Los Fresnos News

Texas A&M Forest Service Awards Historic $15.4 Million Through Forestry Grant Program

COLLEGE STATION, Texas – Twenty-two Texas cities, neighborhoods, non-profit organizations and schools received grant funding through the Texas A&M Forest Service Community Forestry Grants Program, totaling $15.4 million.

The grants will directly fund recipients’ tree planting, maintenance and community forestry planning and education efforts as part of their larger, unique urban forestry solution campaigns. The program also places a key emphasis on increasing schoolyard tree canopy coverage to 30% of a school’s campus to create accessible community treescapes.

“We are overjoyed with the number of communities receiving grants this year,” said Gretchen Riley, Texas A&M Forest Service Forest Systems Department Head. “We received many wonderful grant applications that meet several urban forestry needs. Beyond applications, organizations and communities across the state expressed interest in learning more about how to advance community forestry. These applications are a testament to the demand for a program such as this.”

The goal of the Community Forestry Grants program is to build healthier urban and community forests throughout the state which are essential for the economic, environmental, physical and mental well-being of all Texans. The strategy of these grants is to spearhead local programs across the state in addressing nature-based solutions to issues facing communities today.

“The impact that trees have on our mental and physical health is astounding,” said Riley. “Coordinating with schools across the state to focus efforts on increasing tree coverage at schools will positively impact the mental and physical health of students as well as provide them with hands-on forestry education and appreciation.”

The 2024 Community Forestry Grants Program awarded grants for eight categories.
Awarded in the category of climate resiliency was Ecology Action of Texas, Austin, $50,000.
Awarded in the category of geospatial analysis was Texas Trees Foundation, Dallas, for a statewide project, $550,000.

Awarded in the category of human health equity and accessibility was city of Lewisville Parks and Recreation Department, $50,000.

Awarded in the category of municipal forester was city of Duncanville, $100,000.

Awarded in the category of schoolyard forests was city of McAllen, $2,730,000; city of Pharr, $3,120,000; Rio Grande International Study Center, Laredo, $3,120,000; and Texas Trees Foundation, Dallas, for projects in Donna and Mercedes, $5,460,000.

Awarded in the category of Tree City USA was city of Ennis Parks and Recreation, $10,000; city of Lewisville Parks and Recreation Department, $10,000; and town of Flower Mound, $10,000.

Awarded in the tree planting category was Alief Super Neighborhood Council #25, Houston, $20,000; city of Denton, $20,000; city of Kaufman, $16,200; city of Laredo Environmental Services, $16,000; city of McAllen Parks and Recreation Department, $15,000; city of North Richland Hills, $20,000; city of Socorro, $14,374; Eco El Paso, LLC, El Paso, $20,000; and Lubbock Memorial Arboretum Foundation Inc, Lubbock, $20,000.

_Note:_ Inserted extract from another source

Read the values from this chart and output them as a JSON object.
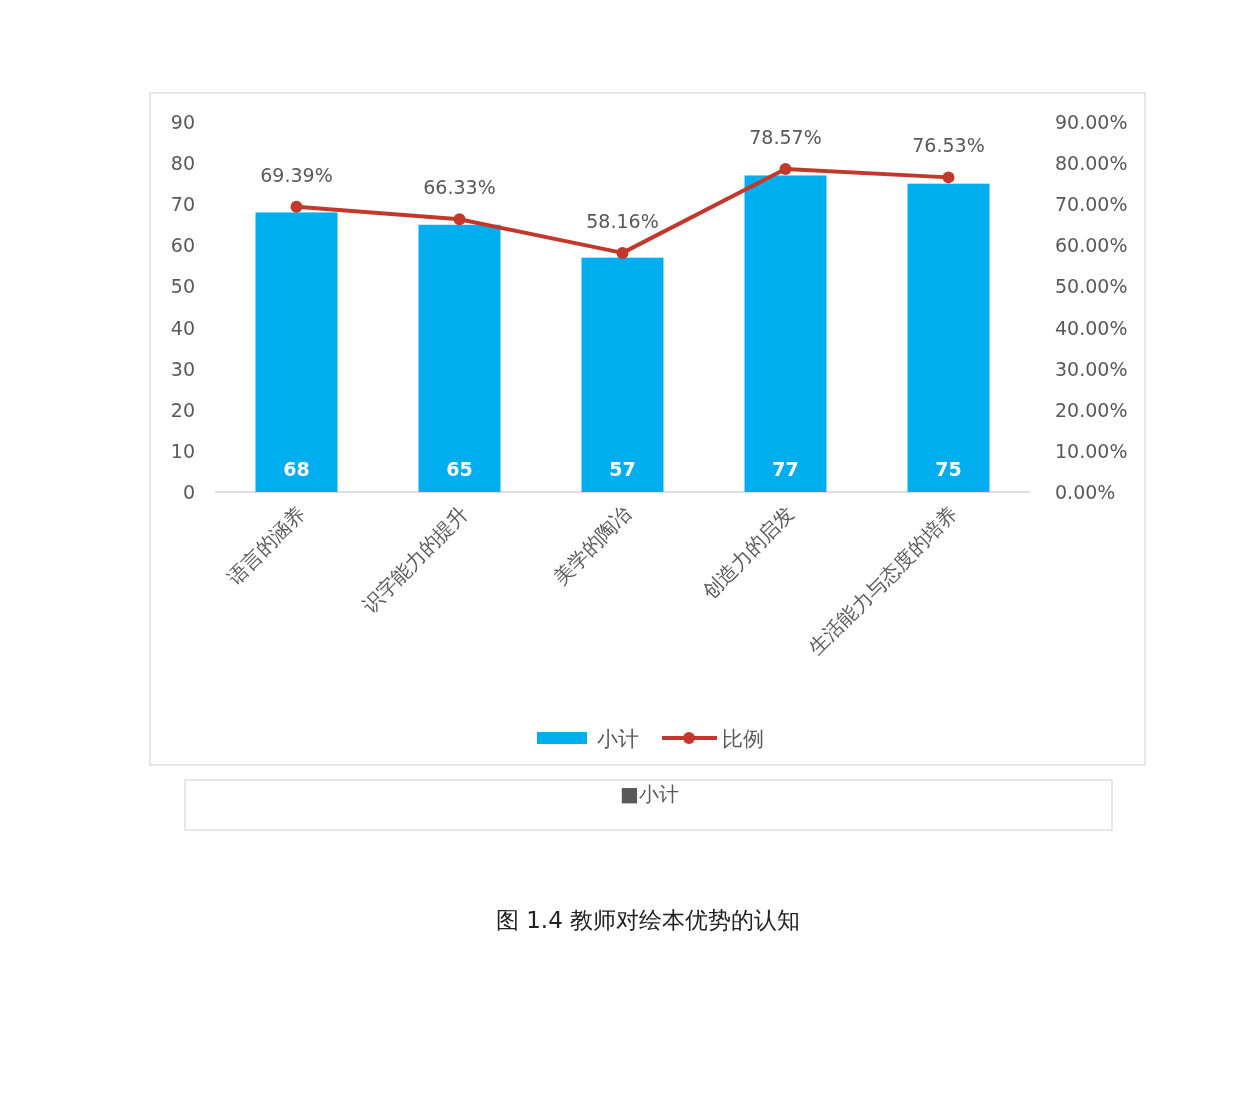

As a bonus ward, due to previous unallocated funding and the applicant’s unique landscape scale solution proposal, a project partnership between Texas Tech University, city of Lubbock and Heart of Lubbock Neighborhood Association, Lubbock, was awarded $50,000.

Grant recipients will receive funding and begin their initiatives in June 2024.
The Texas A&M Forest Service Community Forestry Grants program was established in 2022 to address Texas communities’ needs for urban forestry investment. Previous recipients of this grant include city of College Station and Bexar Branches Alliance, a San Antonio non-profit.

Funding for the grants program is provided through federal and state funding and was significantly increased from $100,000 in 2022 to $16.65 million in 2023, in part due to the USDA Forest Service and the Inflation Reduction Act.

“These grants are critical to communities and organizations throughout the state in continuing proactive forestry practices,” said Al Davis, Texas A&M Forest Service Director. “By investing in our communities today, we are ensuring healthy forests and communities for all to benefit from.”